BTIG analyst Clark Lampen upgraded his rating on
DraftKings
(ticker: DKNG) to Buy from Neutral, with a price target of $24, while the shares jumped 15% to $20.41. So far this year, the stock has soared nearly 80%.

Thursday, the company posted revenue of $855 million and a loss of 53 cents a share for its fourth quarter, while Wall Street had expected $803 million in revenue and a loss of 62 cents a share, according to FactSet.

DraftKings
also raised its forecast for 2023 revenue to a range of $2.85 billion to $3.05 billion, well above the $2.24 billion recorded for 2022, as additional states legalize sports gambling.

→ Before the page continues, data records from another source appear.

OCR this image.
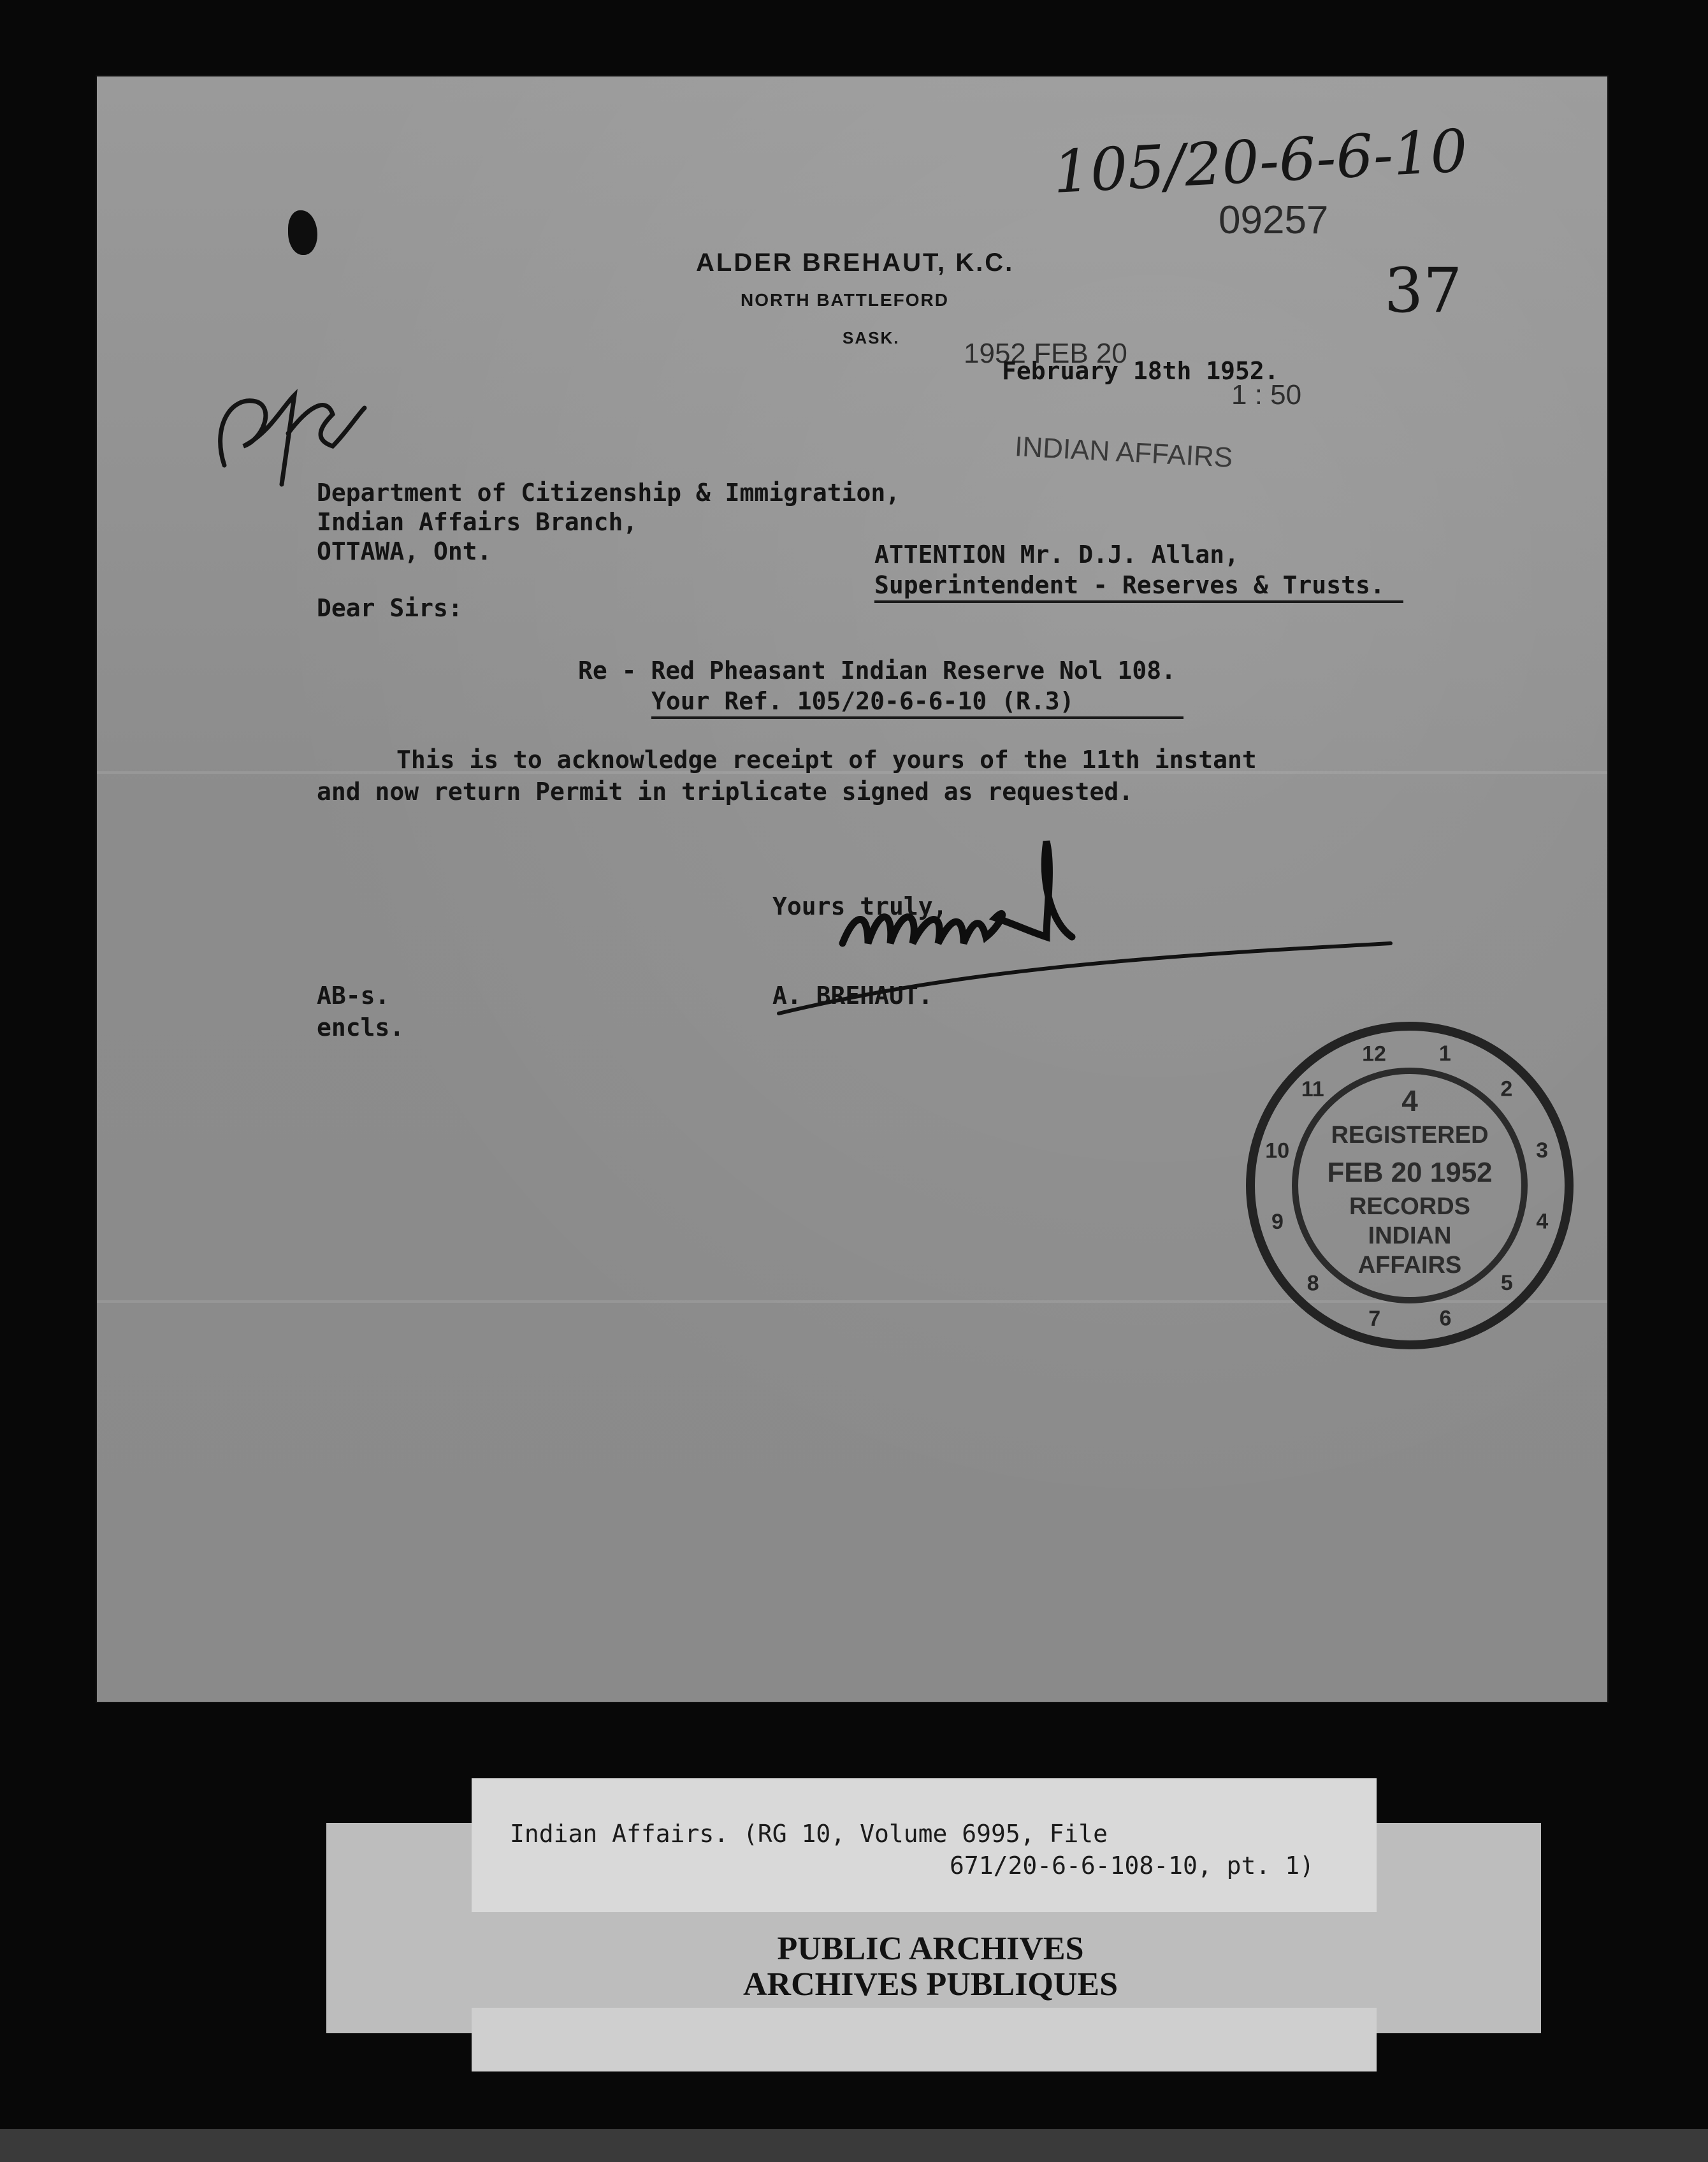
105/20-6-6-10
09257
37
ALDER BREHAUT, K.C.
NORTH BATTLEFORD
SASK. 1952 FEB 20
February 18th 1952.
1 : 50
INDIAN AFFAIRS
Department of Citizenship & Immigration,
Indian Affairs Branch,
OTTAWA, Ont.	ATTENTION Mr. D.J. Allan,
Superintendent - Reserves & Trusts.
Dear Sirs:
Re - Red Pheasant Indian Reserve Nol 108.
Your Ref. 105/20-6-6-10 (R.3)
This is to acknowledge receipt of yours of the 11th instant
and now return Permit in triplicate signed as requested.
Yours truly,
A. BREHAUT.
AB-s.
encls.
1
2
3
4
5
6
7
8
9
10
11
12
4
REGISTERED
FEB 20 1952
RECORDS
INDIAN
AFFAIRS
Indian Affairs. (RG 10, Volume 6995, File
671/20-6-6-108-10, pt. 1)
PUBLIC ARCHIVES
ARCHIVES PUBLIQUES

“The positive implications of the 4Q print aren’t fully reflected in the stock as the fundamental levers for further beats are in place for ’23/24+,” wrote Lampen in a research note Friday. He said DraftKings is performing better both because more people are gambling online and because management has reduced spending on marketing. 

Lampen sees keeping a handle on marketing spending as improving earnings and allowing the company to keep offering discounts without derailing efforts to boost margins.

“Additionally, with $700M+ in cash and line of sight to positive cash flow, we could see DKNG tap its balance sheet to enhance the business via acquisition,” he wrote, saying he expects DraftKings to consolidate its leading position in sports betting.

Susquehanna analyst Joseph Stauff was also optimistic on the stock, raising his price target to $26 from $24. He said in a research note Friday that the company’s “best earnings print shows [the business] model scaling to profitability.”